Seguramente la concepción del republicanismo cívico que los socialistas españoles han abrazado como tabla de salvación no tiene románticos perfiles revolucionarios ni llama a una transformación radical de la sociedad. Pero tiene la consistencia necesaria para fundamentar un programa de lo que Habermas llama "reformismo radical", propio de una democracia madura y suficiente para atraer el voto de una mayoría de ciudadanos interesada en convivir en una sociedad democrática equilibrada, progresiva y razonante.

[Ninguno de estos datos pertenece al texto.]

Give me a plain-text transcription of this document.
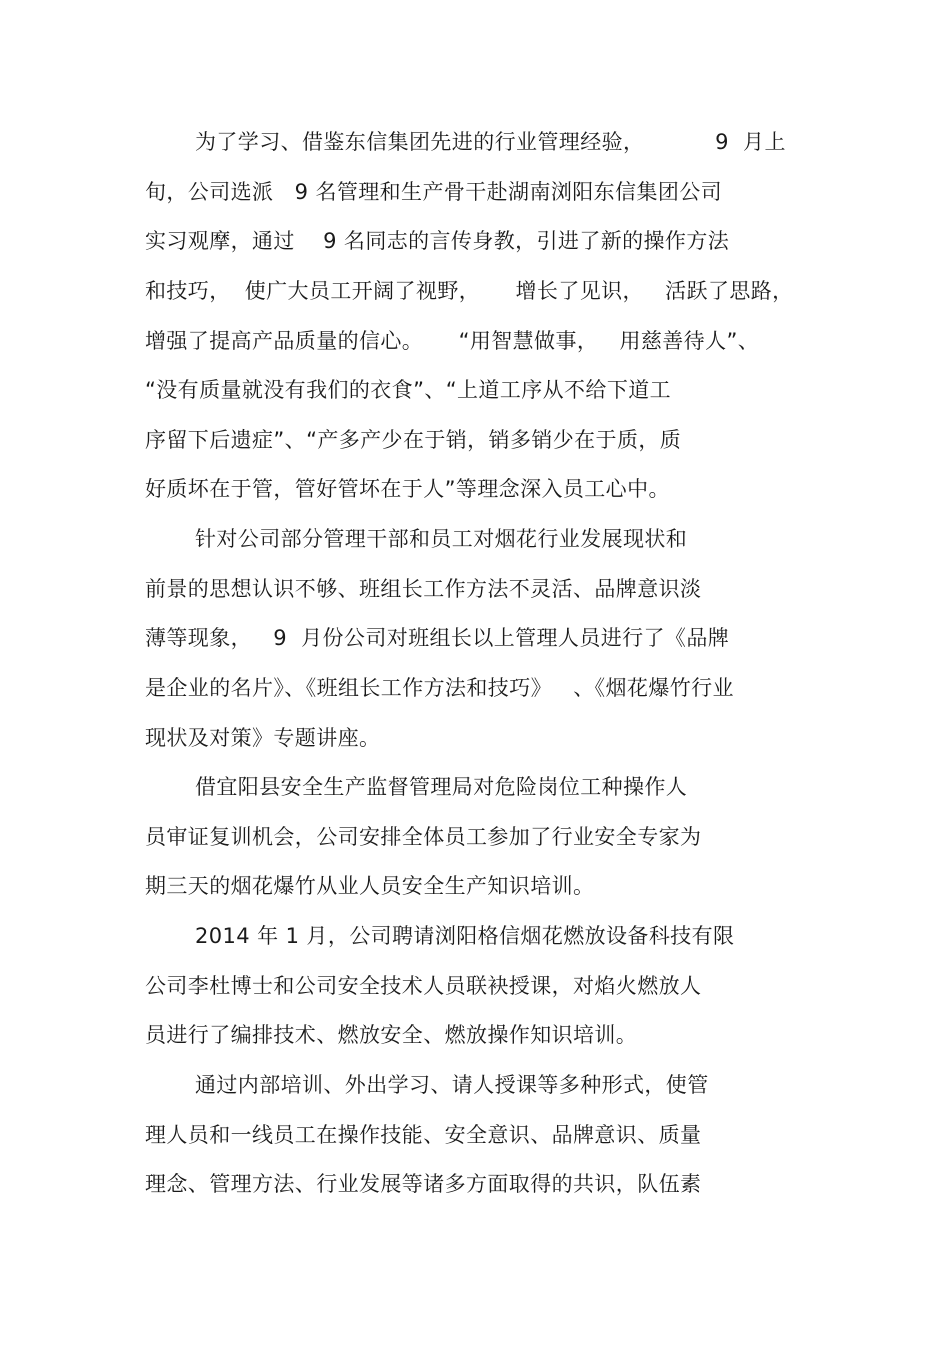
为了学习、借鉴东信集团先进的行业管理经验，          9  月上
旬，公司选派   9 名管理和生产骨干赴湖南浏阳东信集团公司
实习观摩，通过    9 名同志的言传身教，引进了新的操作方法
和技巧，  使广大员工开阔了视野，     增长了见识，   活跃了思路，
增强了提高产品质量的信心。     “用智慧做事，   用慈善待人”、
“没有质量就没有我们的衣食”、“上道工序从不给下道工
序留下后遗症”、“产多产少在于销，销多销少在于质，质
好质坏在于管，管好管坏在于人”等理念深入员工心中。
针对公司部分管理干部和员工对烟花行业发展现状和
前景的思想认识不够、班组长工作方法不灵活、品牌意识淡
薄等现象，   9  月份公司对班组长以上管理人员进行了《品牌
是企业的名片》、《班组长工作方法和技巧》   、《烟花爆竹行业
现状及对策》专题讲座。
借宜阳县安全生产监督管理局对危险岗位工种操作人
员审证复训机会，公司安排全体员工参加了行业安全专家为
期三天的烟花爆竹从业人员安全生产知识培训。
2014 年 1 月，公司聘请浏阳格信烟花燃放设备科技有限
公司李杜博士和公司安全技术人员联袂授课，对焰火燃放人
员进行了编排技术、燃放安全、燃放操作知识培训。
通过内部培训、外出学习、请人授课等多种形式，使管
理人员和一线员工在操作技能、安全意识、品牌意识、质量
理念、管理方法、行业发展等诸多方面取得的共识，队伍素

¿Conseguirá la campaña convencer a los votantes indecisos? Mi opinión es que tampoco hará falta porque esos votantes dicen que están indecisos por prudencia, pero no lo están. ¿Por qué dan por mayoría ganador al señor Solbes frente al señor Pizarro? Porque dan ganadora a la visión socialdemócrata frente a la neoliberal de corte reaccionario. Lo que sucede es que no quieren decirlo porque los neoliberales españoles, agresivos, amenazadores, intimidatorios y truculentos, meten miedo.
La cuestión, pues, ya no es si la campaña servirá para algo, sino si los conservadores españoles aprenderán de la amarga derrota que los espera y comprenderán que su actitud agresiva y violenta es contraproducente en una sociedad libre en la que el voto es secreto.